Alla Camera, dove la sinistra ha da sola una maggioranza schiacciante, l’NCD ha condizionato il suo voto favorevole all’impegno esplicito del governo, rappresentato dal ministro Giannini, di assicurare la libertà delle scelte educative attraverso il consenso da parte dei genitori alle attività extrascolastiche (in analogia a quanto succede con l’ora di religione).
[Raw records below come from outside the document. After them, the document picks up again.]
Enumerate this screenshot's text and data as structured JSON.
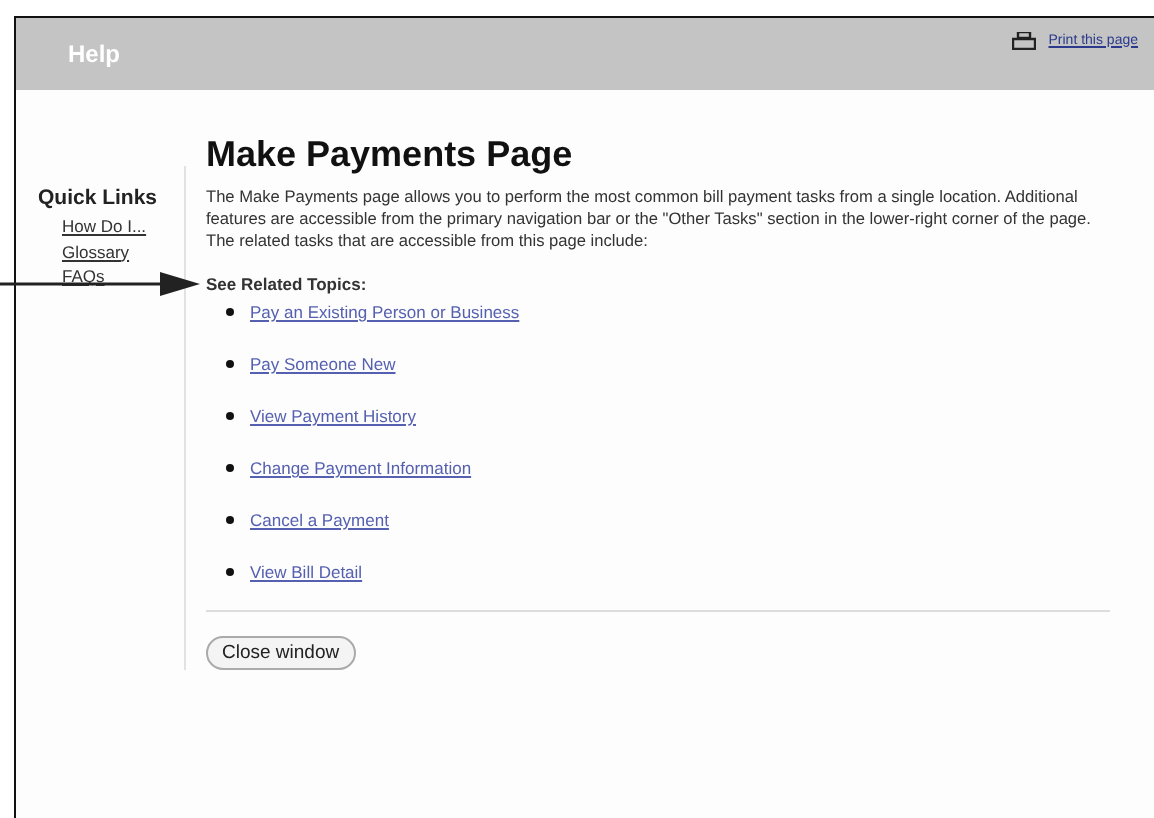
{
  "header": {
    "title": "Help",
    "print_link": "Print this page"
  },
  "sidebar": {
    "title": "Quick Links",
    "links": [
      "How Do I...",
      "Glossary",
      "FAQs"
    ]
  },
  "main": {
    "title": "Make Payments Page",
    "description": "The Make Payments page allows you to perform the most common bill payment tasks from a single location. Additional features are accessible from the primary navigation bar or the \"Other Tasks\" section in the lower-right corner of the page. The related tasks that are accessible from this page include:",
    "related_heading": "See Related Topics:",
    "topics": [
      "Pay an Existing Person or Business",
      "Pay Someone New",
      "View Payment History",
      "Change Payment Information",
      "Cancel a Payment",
      "View Bill Detail"
    ],
    "close_button": "Close window"
  }
}
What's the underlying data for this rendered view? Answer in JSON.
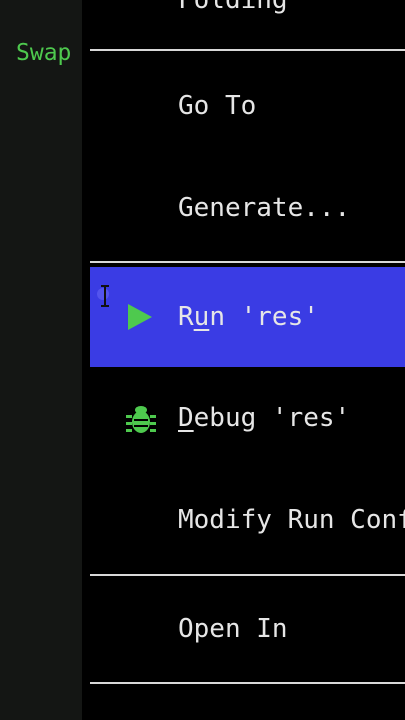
{
  "editor": {
    "swap_text": "Swap"
  },
  "menu": {
    "partial_top_label": "Folding",
    "items": [
      {
        "id": "go-to",
        "label": "Go To"
      },
      {
        "id": "generate",
        "label": "Generate..."
      },
      {
        "id": "run",
        "label_before": "R",
        "label_mnemonic": "u",
        "label_after": "n 'res'",
        "icon": "run-icon",
        "selected": true
      },
      {
        "id": "debug",
        "label_mnemonic": "D",
        "label_after": "ebug 'res'",
        "icon": "bug-icon"
      },
      {
        "id": "modify-run",
        "label": "Modify Run Configuration..."
      },
      {
        "id": "open-in",
        "label": "Open In"
      }
    ]
  },
  "colors": {
    "selection": "#3a3ce4",
    "accent_green": "#4ec94e",
    "text": "#e6e6e6",
    "background": "#000000"
  }
}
Questo impegno è stato assunto dal ministro sia accogliendo l’ordine del giorno Roccella, sia personalmente, in aula, rispondendo a una esplicita richiesta di Ferdinando Adornato.
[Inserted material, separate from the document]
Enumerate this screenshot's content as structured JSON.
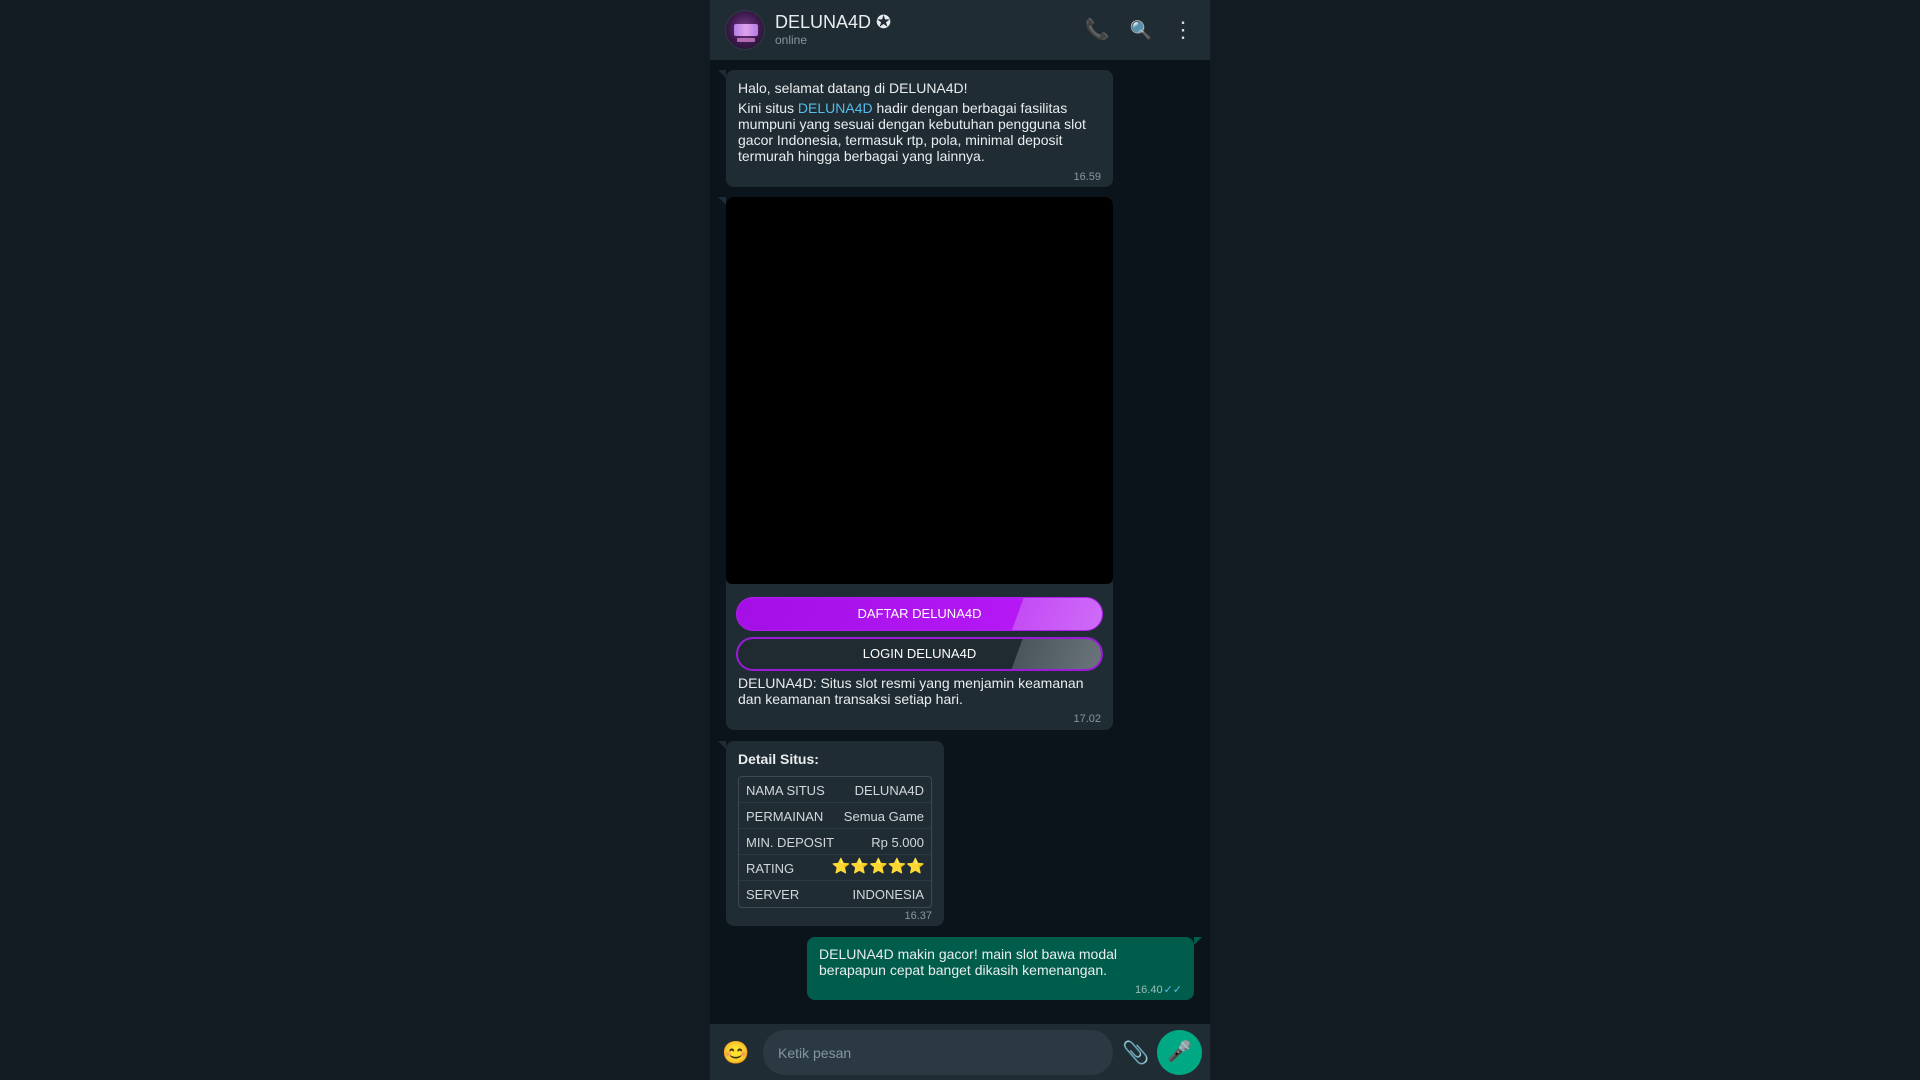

Al Senato c’è stato l’intervento a gamba tesa del Presidente Grasso, che ha impedito di effettuare cambiamenti al maxiemendamento; in questo modo ha bloccato qualsiasi modifica prima della fiducia.
Non è stato più possibile, quindi, emendare il testo ribadendo quanto detto nell’ordine del giorno accolto dal governo, cioè il diritto dei genitori a dare il loro consenso alle attività extrascolastiche, un principio già contenuto del nostro ordinamento, a cui bisogna però dare piena attuazione.
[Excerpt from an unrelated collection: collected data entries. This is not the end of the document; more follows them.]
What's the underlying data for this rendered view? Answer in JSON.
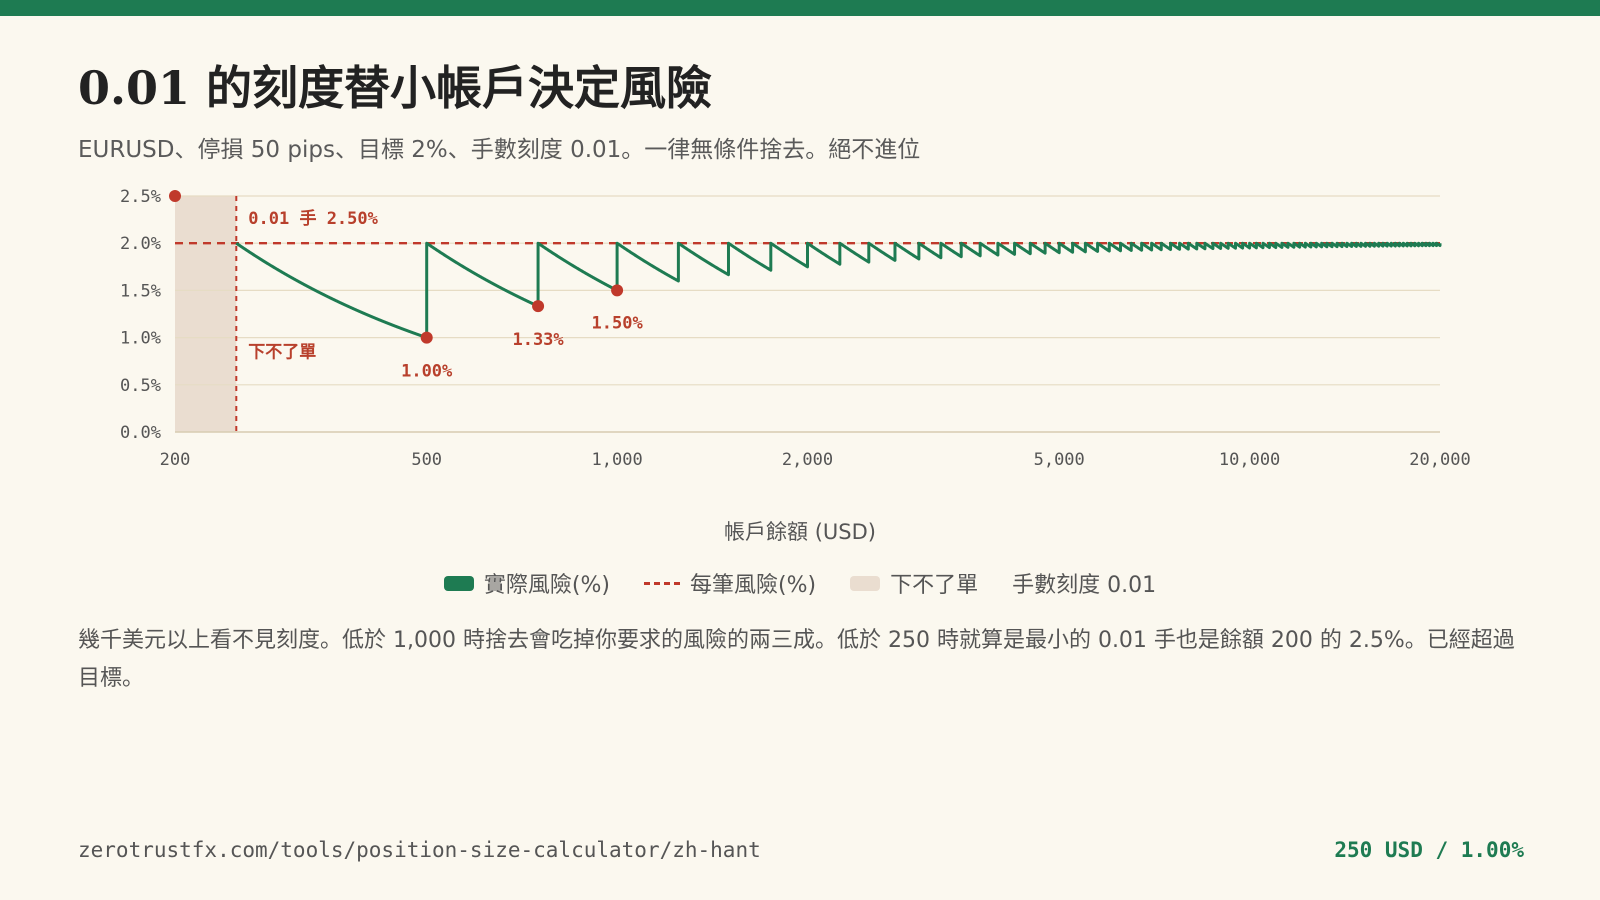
{
  "header": {
    "title": "0.01 的刻度替小帳戶決定風險",
    "subtitle": "EURUSD、停損 50 pips、目標 2%、手數刻度 0.01。一律無條件捨去。絕不進位"
  },
  "chart_data": {
    "type": "line",
    "xlabel": "帳戶餘額 (USD)",
    "x_scale": "log",
    "xlim": [
      200,
      20000
    ],
    "ylim": [
      0,
      2.5
    ],
    "x_ticks": [
      200,
      500,
      1000,
      2000,
      5000,
      10000,
      20000
    ],
    "x_tick_labels": [
      "200",
      "500",
      "1,000",
      "2,000",
      "5,000",
      "10,000",
      "20,000"
    ],
    "y_ticks": [
      0,
      0.5,
      1.0,
      1.5,
      2.0,
      2.5
    ],
    "y_tick_labels": [
      "0.0%",
      "0.5%",
      "1.0%",
      "1.5%",
      "2.0%",
      "2.5%"
    ],
    "grid": true,
    "legend_position": "bottom-center",
    "series": [
      {
        "name": "實際風險(%)",
        "color": "#1e7b52",
        "rule": "floor(balance * 2% / 500 USD per lot, step 0.01) * 500 / balance * 100",
        "min_balance": 250,
        "max_balance": 20000
      },
      {
        "name": "每筆風險(%)",
        "color": "#c0392b",
        "style": "dashed",
        "value": 2.0
      }
    ],
    "shaded_region": {
      "name": "下不了單",
      "from": 200,
      "to": 250,
      "color": "#eaddd0"
    },
    "vertical_marker": {
      "x": 250,
      "label_top": "0.01 手 2.50%",
      "label_bottom": "下不了單"
    },
    "points": [
      {
        "x": 200,
        "y": 2.5,
        "label": ""
      },
      {
        "x": 500,
        "y": 1.0,
        "label": "1.00%"
      },
      {
        "x": 750,
        "y": 1.333,
        "label": "1.33%"
      },
      {
        "x": 1000,
        "y": 1.5,
        "label": "1.50%"
      }
    ],
    "extra_legend": "手數刻度 0.01"
  },
  "legend": {
    "actual": "實際風險(%)",
    "target": "每筆風險(%)",
    "blocked": "下不了單",
    "step": "手數刻度 0.01"
  },
  "note": "幾千美元以上看不見刻度。低於 1,000 時捨去會吃掉你要求的風險的兩三成。低於 250 時就算是最小的 0.01 手也是餘額 200 的 2.5%。已經超過目標。",
  "footer": {
    "url": "zerotrustfx.com/tools/position-size-calculator/zh-hant",
    "stat": "250 USD / 1.00%"
  },
  "colors": {
    "accent": "#1e7b52",
    "danger": "#c0392b",
    "shade": "#eaddd0",
    "background": "#fbf8ef"
  }
}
Non potendo comunque riaffermarlo all’interno del testo della riforma, oggi una delegazione di senatori di Alleanza Popolare, guidata da Quagliariello e Schifani, a nome dei parlamentari di Ap che hanno partecipato alla manifestazione di Piazza San Giovanni, ha incontrato i Ministri Giannini e la Boschi, chiedendo conto dell’impegno già preso dal Ministro.
La risposta della Giannini è stata positiva, e riportiamo di seguito uno stralcio delle agenzie uscite: si chiarisce che la scuola vuole soltanto combattere contro ogni forma di violenza, ma soprattutto si ribadisce che il consenso informato delle famiglie alle attività extracurriculari è un “principio fondamentale vigente nell’ordinamento scolastico”, che va applicato. Il Ministro, da parte sua, si è impegnato a informare le famiglie sul proprio diritto ad autorizzare attività diverse da quelle scolastiche.
Aspettiamo che la riforma sulla “Buona scuola” torni alla Camera (presumibilmente l’otto luglio) per avere dal Ministro, prima del voto finale, informazioni sulle sue iniziative per tenere fede al proprio impegno. Con la circolare in mano, si potrà far partire una campagna a tappeto di informazione sul consenso informato come diritto dei genitori, che devono poter scegliere quali sono le attività scolastiche coerenti con le proprie scelte educative, e non possono trovarsi di fronte ad iniziative, in particolare su temi personali e delicati come l’educazione all’affettività, che non approvano.
Proprio per questo, Area Popolare chiederà che comunque si ponga all’ordine del giorno anche la proposta di legge a prima firma Roccella che definisce e articola nel dettaglio il rapporto tra le istituzioni scolastiche e il diritto dei genitori a dare o a negare il proprio consenso.